The first script was dealing with an xml api feed. So I immediately found xml2js, a nice converter and set about looping through some api urls, collecting the data I needed and totaling it up. It was a mess, and looked like this:
var https = require(“https”);
var parseString = require(‘xml2js’).parseString;
https.get(“https://someplace/someapi”, function(response){
var body = ”;
response.on(“data”, function(chunk) {
body += chunk;
});
response.on(“end”, function(){
//console.log(body);
parseString(body, function (err, result) {
totalEntries += result.feed.entry.length;
for(var i=0; i < result.feed.entry.length; i++){
something += parseInt(result.feed.entry[i]['something'][0]['somethingelse'][0].$.thingiwant);
}
console.log("Total stuff: " + something);
});
});
}
[/sourcecode]
This one was easy to get what I needed, but clearly not the right way to do it.
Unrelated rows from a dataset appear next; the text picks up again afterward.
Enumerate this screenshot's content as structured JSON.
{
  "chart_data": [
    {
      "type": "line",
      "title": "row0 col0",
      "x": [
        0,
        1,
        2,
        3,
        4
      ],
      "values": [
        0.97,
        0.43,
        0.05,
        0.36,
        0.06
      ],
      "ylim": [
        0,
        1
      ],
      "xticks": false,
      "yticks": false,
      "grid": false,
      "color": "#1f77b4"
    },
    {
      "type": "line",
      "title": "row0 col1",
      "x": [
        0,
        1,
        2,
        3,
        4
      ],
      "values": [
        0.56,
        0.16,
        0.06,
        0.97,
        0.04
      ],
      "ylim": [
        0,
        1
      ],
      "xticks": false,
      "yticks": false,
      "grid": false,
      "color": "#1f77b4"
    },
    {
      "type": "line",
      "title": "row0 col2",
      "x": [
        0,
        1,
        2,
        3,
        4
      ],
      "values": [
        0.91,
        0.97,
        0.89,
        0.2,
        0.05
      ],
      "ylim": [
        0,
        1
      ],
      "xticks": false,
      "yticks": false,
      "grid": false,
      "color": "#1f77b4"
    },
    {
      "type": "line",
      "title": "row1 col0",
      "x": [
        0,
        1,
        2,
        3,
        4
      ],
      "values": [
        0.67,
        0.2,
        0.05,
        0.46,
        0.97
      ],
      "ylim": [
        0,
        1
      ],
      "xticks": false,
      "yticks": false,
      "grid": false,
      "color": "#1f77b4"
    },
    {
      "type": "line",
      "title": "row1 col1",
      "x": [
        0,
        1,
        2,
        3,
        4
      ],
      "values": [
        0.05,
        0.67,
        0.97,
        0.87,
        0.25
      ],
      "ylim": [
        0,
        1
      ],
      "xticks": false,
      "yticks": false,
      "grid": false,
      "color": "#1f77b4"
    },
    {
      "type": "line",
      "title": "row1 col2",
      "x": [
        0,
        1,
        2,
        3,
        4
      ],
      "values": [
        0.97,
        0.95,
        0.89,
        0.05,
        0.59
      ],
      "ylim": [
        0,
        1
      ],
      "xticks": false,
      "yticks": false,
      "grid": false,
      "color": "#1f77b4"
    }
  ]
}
Because the functions happen asynchronously, blah blah blah, that's not what I'm writing about.
The next one was very similar, but I had to scrape a webpage, not just xml data. So I found a nice lib called jsdom, which created a dom for me to use jquery on.
[sourcecode language="javascript"]
var jsdom = require("jsdom");
jsdom.env(url, function(errors, window){
var $ = require("jquery")(window);
var total = 0;
$(".some_class").each(function(key, value){
// just use a regex to get it
// it's buried in the onclick, so I'll have to use a regex regardless...
var result = value.innerHTML.match(/newWindow\('([^']*)'/)[1]; // get first grouping
jsdom.env(host + result, function(errors, window){
var $ = require("jquery")(window);
// use regex to get the xxxxxxx because I'm lazy
var result = $('head').html().match(/someRegex/g);
if(result !== null){
for(var i = 0; i < result.length; i++){
var thing = result[i].match(/"([^"]*)"/)[1]; // get first grouping
total += thing;
}
}
});
});
});
[/sourcecode]
This was super easy / super powerful to use something I'm already so familiar with to accomplish a task that is well suited to that. The scripts themselves took minutes to write -- if you don't take into account the time I spent finding where to get what I needed.
Yes. Phantom would have been a better choice.